Aujourd’hui, bien qu’ayant maintenu l’entreprise en survie artificielle ou provoqué une croissance insurmontable de ses charges, le banquier est présumé irresponsable.
Le retour au droit commun, c’est-à-dire une condamnation sur le fondement de l’article 1240 du Code civil, ne peut s’opérer que si le demandeur réussit à opposer l’une des trois exceptions légales susceptibles de retirer au prêteur le bénéfice de son immunité : la fraude, l’immixtion caractérisée dans les affaires du débiteur, ou la présence de garanties disproportionnées.
Autrement dit, si le banquier qui a fait passer l’entreprise pour solvable ou lui a consenti un crédit déraisonnable par rapport à ses capacités financières a, de surcroît, empilé les garanties pour s’aménager une position ultra-préférentielle, il cesse d’être couvert par l’exemption de responsabilité.
À partir de là, l’accumulation de garanties est un grief spécial et complémentaire qui autorise l’établissement de la responsabilité civile du banquier, dont la conduite aurait été inattaquable s’il n’avait pas exigé ces sûretés disproportionnées.
Avec ou sans son cortège de garanties, le financement est de toute façon malsain mais une seule chose en permet la stigmatisation : l’intempérance du banquier, boulimique de sûretés car trop soucieux de parer à la défaillance prévisible de l’endetté devant honorer ce crédit aventureux.
De la sorte, l’action en responsabilité intentée contre un créancier sera inopérante si, comme dans l’affaire commentée, le demandeur se borne à invoquer une disproportion des garanties, sans pouvoir administrer la preuve d’un soutien abusif.
L’action sera aussi paralysée si la banque a soutenu fautivement l’entreprise mais n’a pas commis d’impair dans le choix des garanties, qui apparaissent proportionnées au crédit, aussi discutable soit-il.
B. la prise de garanties excessives (nantissement, caution, gage) est acceptable
L’exagération dans la prise de sûretés peut nuire au débiteur tout en accompagnant un crédit dont le poids n’est pas lui-même insupportable. Un banquier, en sollicitant une quantité trop élevée de garanties au regard de l’aide qu’il apporte à l’emprunteur, peut attiser ses difficultés car celui-ci n’ayant plus rien d’intéressant à offrir pour rassurer d’autres bailleurs de fonds, ces derniers refuseront de contracter avec lui.

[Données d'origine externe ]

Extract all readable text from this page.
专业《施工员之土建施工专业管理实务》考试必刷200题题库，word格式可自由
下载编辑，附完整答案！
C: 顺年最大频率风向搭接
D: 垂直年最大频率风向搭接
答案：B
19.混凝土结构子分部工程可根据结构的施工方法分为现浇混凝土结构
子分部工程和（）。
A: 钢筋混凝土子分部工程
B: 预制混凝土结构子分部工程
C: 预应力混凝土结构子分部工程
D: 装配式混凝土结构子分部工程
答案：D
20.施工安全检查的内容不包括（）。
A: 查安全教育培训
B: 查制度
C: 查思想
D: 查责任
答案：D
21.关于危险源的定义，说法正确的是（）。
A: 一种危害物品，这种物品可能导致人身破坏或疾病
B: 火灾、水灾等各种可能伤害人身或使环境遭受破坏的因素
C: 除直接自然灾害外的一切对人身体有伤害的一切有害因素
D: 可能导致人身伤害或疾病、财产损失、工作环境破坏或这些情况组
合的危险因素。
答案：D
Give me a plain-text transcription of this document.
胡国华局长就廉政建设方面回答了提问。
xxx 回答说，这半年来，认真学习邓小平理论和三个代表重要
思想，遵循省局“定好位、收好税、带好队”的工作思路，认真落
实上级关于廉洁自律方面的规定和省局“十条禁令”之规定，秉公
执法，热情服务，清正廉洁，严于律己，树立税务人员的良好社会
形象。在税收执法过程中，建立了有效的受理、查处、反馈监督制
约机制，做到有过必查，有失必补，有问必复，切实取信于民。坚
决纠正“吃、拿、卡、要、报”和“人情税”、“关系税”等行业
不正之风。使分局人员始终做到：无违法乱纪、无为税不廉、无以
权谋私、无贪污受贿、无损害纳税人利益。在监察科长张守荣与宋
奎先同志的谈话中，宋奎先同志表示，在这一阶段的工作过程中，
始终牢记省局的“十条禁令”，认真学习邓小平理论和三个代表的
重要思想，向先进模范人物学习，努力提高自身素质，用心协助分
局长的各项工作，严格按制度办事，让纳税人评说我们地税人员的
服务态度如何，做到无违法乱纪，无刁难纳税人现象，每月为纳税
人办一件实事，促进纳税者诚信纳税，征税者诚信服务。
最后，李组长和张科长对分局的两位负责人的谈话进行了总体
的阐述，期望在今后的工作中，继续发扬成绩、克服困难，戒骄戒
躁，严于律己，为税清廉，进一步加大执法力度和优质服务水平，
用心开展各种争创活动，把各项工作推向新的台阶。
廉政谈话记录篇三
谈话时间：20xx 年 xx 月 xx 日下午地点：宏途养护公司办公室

Après ce « coup de râteau », l’intéressé n’est plus un interlocuteur crédible : ses potentialités d’emprunt sont gelées. Or ce que le législateur a entendu éviter en instituant un devoir de discernement dans le recours aux sûretés, n’est-ce pas le blocage des possibilités de crédit du débiteur ? Si un créancier a pris quatre ou cinq fois plus de sûretés que nécessaire, s’il a fait grever tous les actifs encore disponibles de l’entreprise, s’il s’est fait cautionner par tous les proches un tant soi peu solvables du débiteur qui n’y reviendront pas, c’en est fini : la pénurie de sûretés nouvelles se traduit par une privation de crédit, avec risque d’asphyxie financière à la clé.
La Cour de cassation considère que le créancier ne commet pas de faute en faisant jouer la garantie de son choix parmi toutes celles obtenues.
Le seul espoir de faire rendre gorge au créancier serait de prouver une faute bidimensionnelle. Cela supposerait que son goût immodéré pour les garanties ait donné un caractère ruineux au prêt, par exemple en privant l’entreprise d’actifs utiles à son activité quotidienne, sur lesquels elle a dû consentir un gage avec dépossession. Dans ce cas de figure, le déséquilibre contractuel organisé par le banquier, dont l’arsenal contient une garantie antiéconomique pour l’entreprise, empêchée d’exploiter son matériel, paraît qualifiable de soutien abusif tout en pouvant être regardé comme une disproportion qui permet d’agir sur le fondement de l’article L. 650-1. Observable sous les deux angles, celui de la cherté du concours et celui de l’énormité de la couverture, l’unique faute imputable au banquier sera alors génératrice de responsabilité civile.
2. Sur le caractère disproportionné des garanties prises par le banquier et la sanction
A. Appréciation du caractère disproportionné des garanties
En quoi consiste le critère de la disproportion ? Aucune précision chiffrée ne figure dans le texte qui invite juste à faire une comparaison entre le montant du crédit et les garanties auxquelles le créancier a subordonné son concours. Le déséquilibre n’a même pas besoin d’être criant, manifeste, pour être répréhensible.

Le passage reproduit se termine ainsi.